Amazon sales surge after Whole Foods deal

Updated / Friday, 27 Oct 2017 17:26

Amazon, the world's largest online retailer, said net income rose to $256m in the three months to the end of September said last night that its sales surged over the summer and its third quarter profit trounced expectations.

Shoppers jumped at "Prime Day" promotions on its website and bought groceries at its newly acquired chain of Whole Foods Market stores.

Amazon is winning business from older, big box rivals by delivering virtually any product to customers at a low cost, and at times faster than it takes to buy goods from a physical store. 

It acquired Whole Foods for $13.7 billion in August to help it deliver groceries to shoppers' doorsteps. 

Amazon's results defied expectations that it would invest nearly all of its earnings into new areas as it has in the past. 

The world's largest online retailer said net income rose to $256m, or 52 cents per share in the quarter ended September 30. Analysts on average were expecting 3 cents per share, according to Thomson Reuters. 

Prime Day, a summer marketing event Amazon has created to replicate the shopping frenzy that is more typical of the winter holiday season, helped boost sales.

Revenue rose 34% to $43.7 billion in the third quarter, including $1.3 billion in sales from Whole Foods. Analysts had expected $42.1 billion.

"There'll be a lot of integration," Amazon's chief financial officer Brian Olsavsky said on a call with analysts, citing how Amazon's two-hour delivery service Prime Now could work with Whole Foods, for instance. 

"We think we'll also be developing new store formats," he said. 

In a first, Amazon broke out sales for its online retail business and for its physical bookstores and Whole Foods locations. 

Revenue from its online stores jumped 22% to $26.4 billion, the fastest growth Amazon has seen in the segment in more than a year. 

Key to its success has been signing more people up for Amazon Prime, its fast-shipping and video-streaming club, whose members tend to buy more from the company. Revenue from subscription fees such as Prime grew 59% to $2.4 billion. 

And Amazon Web Services (AWS), which handles data and computing for large enterprises, saw its profit margin expand from the previous quarter. 

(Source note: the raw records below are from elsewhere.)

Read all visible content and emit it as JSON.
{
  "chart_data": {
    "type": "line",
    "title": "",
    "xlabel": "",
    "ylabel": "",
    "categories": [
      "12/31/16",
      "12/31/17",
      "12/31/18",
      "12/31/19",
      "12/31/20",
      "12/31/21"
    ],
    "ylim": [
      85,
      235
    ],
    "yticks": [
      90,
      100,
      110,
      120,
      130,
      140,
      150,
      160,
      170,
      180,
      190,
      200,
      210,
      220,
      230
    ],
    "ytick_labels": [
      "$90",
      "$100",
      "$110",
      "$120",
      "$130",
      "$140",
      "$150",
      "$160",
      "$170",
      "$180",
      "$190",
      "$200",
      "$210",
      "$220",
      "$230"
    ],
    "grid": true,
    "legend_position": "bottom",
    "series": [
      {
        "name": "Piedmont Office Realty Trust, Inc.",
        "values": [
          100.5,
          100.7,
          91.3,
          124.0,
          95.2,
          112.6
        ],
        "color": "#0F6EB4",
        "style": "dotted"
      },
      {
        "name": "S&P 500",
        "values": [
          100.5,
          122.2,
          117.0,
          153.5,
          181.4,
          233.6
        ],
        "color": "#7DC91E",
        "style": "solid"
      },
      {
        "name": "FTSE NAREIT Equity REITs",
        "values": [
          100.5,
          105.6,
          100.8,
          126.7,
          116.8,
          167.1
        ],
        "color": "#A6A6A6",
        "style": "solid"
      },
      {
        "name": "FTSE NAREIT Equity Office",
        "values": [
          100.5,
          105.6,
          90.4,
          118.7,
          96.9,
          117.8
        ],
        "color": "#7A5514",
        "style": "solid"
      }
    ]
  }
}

It posted a 41.9% rise in sales to $4.58 billion, beating the average estimate of $4.52 billion, according to analytics firm FactSet.

Amazon shares have a high valuation, with a price-to-earnings ratio more than eight times that of cloud-computing rival Microsoft, for instance. 

Unlike peers, Amazon runs on razor-thin profit margins because it sinks most of its profit back into its business. 

This quarter, which includes the Black Friday shopping day, Amazon said it expects operating profit between $300m and $1.65 billion. Analysts were expecting $930.78m, according to Thomson Reuters. 

Amazon's profit is going toward a dizzying number of investments: warehouses for faster shipping, data centres for AWS, and a 77% increase in employees last quarter, including Whole Foods workers. 

The company plans to spend more on video content next year as well and analysts estimate Amazon will have spent $4.5 billion this year. 

The commitment to content comes after Amazon Studios chief Roy Price resigned last week, and other top studio hands left the company. 

It is unclear what impact the shakeup may have on Amazon's ability to secure video that competes with Netflix for viewers' attention. 

The company's shares have gained about 30% so far this year.